Started with about 28M, so loading a 160M file with 2 million lines 
consumed 757M, or nearly 5X the size of the data. Same as what I see with 
pjstadig.utf8.




On Tuesday, October 28, 2014 4:50:04 PM UTC-7, Andy Fingerhut wrote:
>
> I am not certain whether Paul's intention was a lower memory footprint 
> than Java's strings, but I can't think of a strong reason to use his 
> library other than that.  Would you be willing to file an issue on Github 
> with your findings to see if he thinks there is a problem there?
>
> Also, his code itself may have some answers to your questions about how to 
> make new data structures satisfy some Clojure abstractions.
>
> Andy
>
> On Tue, Oct 28, 2014 at 3:57 PM, Brian Craft <craft...@gmail.com 
> <javascript:>> wrote:
>
>> Hm, I just tested it with a 160M file, split into 2 million strings. The 
>> memory footprint was substantially worse than String. With String I get 
>> about a 3.2X increase in memory footprint for this file, but with 
>> pjstadig.utf8 I get about 5X. Also, it's slower by orders of magnitude.
>>
>> On Tuesday, October 28, 2014 12:49:53 PM UTC-7, Andy Fingerhut wrote:
>>>
>>> Sorry, no feedback on your attempt, but a note that you may want to 
>>> check out Paul Stadig's utf8 library to see if it serves your purpose.  I 
>>> believe it should store text that fits within the ASCII subset into 1 byte 
>>> of memory per character, only using 2, 3, or 4 bytes for other Unicode 
>>> characters, depending on the code point.
>>>
>>> https://github.com/pjstadig/utf8
>>>
>>> Andy
>>>
>>> On Tue, Oct 28, 2014 at 12:24 PM, Brian Craft <craft...@gmail.com> 
>>> wrote:
>>>
>>>> Following up on the thread about the massive overhead of String, I 
>>>> tried writing a string collection type that stores strings as bytes, 
>>>> converting to String on-demand. It seems to work. Memory footprint and 
>>>> performance are good for the application.
>>>>
>>>> The hard part was trying to track down the correct interfaces and 
>>>> invocations. I note that "Clojure Programming" makes the same observation 
>>>> in the section about clojure abstractions: "such things are largely 
>>>> undocumented". I guess this situation hasn't improved? I had to proceed 
>>>> mostly by experimentation, and am still unclear on, for example, why I 
>>>> needed to use an interop call in some places (like cons), but should not 
>>>> in 
>>>> others.
>>>>
>>>> Would be happy for any feedback on this attempt:
>>>>
>>>> (deftype StringVec [pv]
>>>>   clojure.lang.IPersistentVector
>>>>   (seq [self] (map #(String. ^bytes %) pv))

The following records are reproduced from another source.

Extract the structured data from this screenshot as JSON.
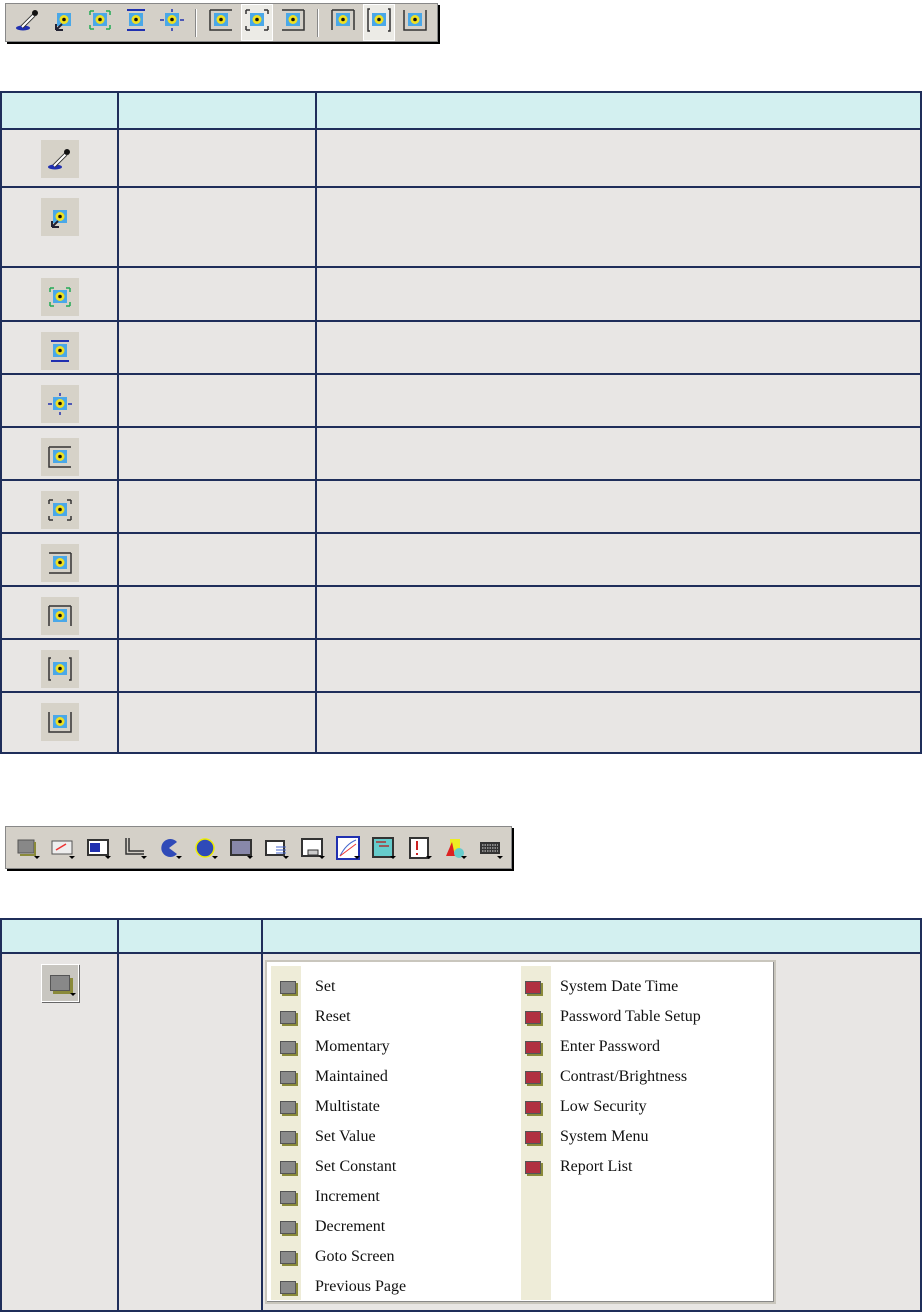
{
  "toolbar1": {
    "buttons": [
      "eyedropper-icon",
      "replace-image-icon",
      "fit-center-icon",
      "tile-icon",
      "center-icon",
      "align-left-icon",
      "align-center-h-icon",
      "align-right-icon",
      "align-top-icon",
      "align-middle-v-icon",
      "align-bottom-icon"
    ],
    "pressed": [
      6,
      9
    ]
  },
  "table1": {
    "rows": 11
  },
  "toolbar2": {
    "buttons": [
      "push-button-icon",
      "gauge-icon",
      "indicator-icon",
      "line-icon",
      "pie-icon",
      "circle-icon",
      "bar-graph-icon",
      "message-display-icon",
      "data-entry-icon",
      "trend-icon",
      "alarm-banner-icon",
      "alarm-icon",
      "object-icon",
      "keypad-icon"
    ]
  },
  "menu": {
    "left": [
      "Set",
      "Reset",
      "Momentary",
      "Maintained",
      "Multistate",
      "Set Value",
      "Set Constant",
      "Increment",
      "Decrement",
      "Goto Screen",
      "Previous Page"
    ],
    "right": [
      "System Date Time",
      "Password Table Setup",
      "Enter Password",
      "Contrast/Brightness",
      "Low Security",
      "System Menu",
      "Report List"
    ]
  }
}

>>>>   (nth [self i] (String. ^bytes (.nth ^clojure.lang.IPersistentVector 
>>>> pv i)))
>>>>   (nth [self i notfound] (String. ^bytes (.nth 
>>>> ^clojure.lang.IPersistentVector 
>>>> pv i (.getBytes ^String notfound))))
>>>>   clojure.lang.ILookup
>>>>   (valAt [self i] (when-let [res (.valAt ^clojure.lang.IPersistentVector 
>>>> pv i)]
>>>>                     (String. ^bytes res)))
>>>>   (valAt [self i notfound] (String. ^bytes (.valAt 
>>>> ^clojure.lang.IPersistentVector 
>>>> pv i (.getBytes ^String notfound))))
>>>>   clojure.lang.ISeq
>>>>   (first [self] (String. ^bytes (first pv)))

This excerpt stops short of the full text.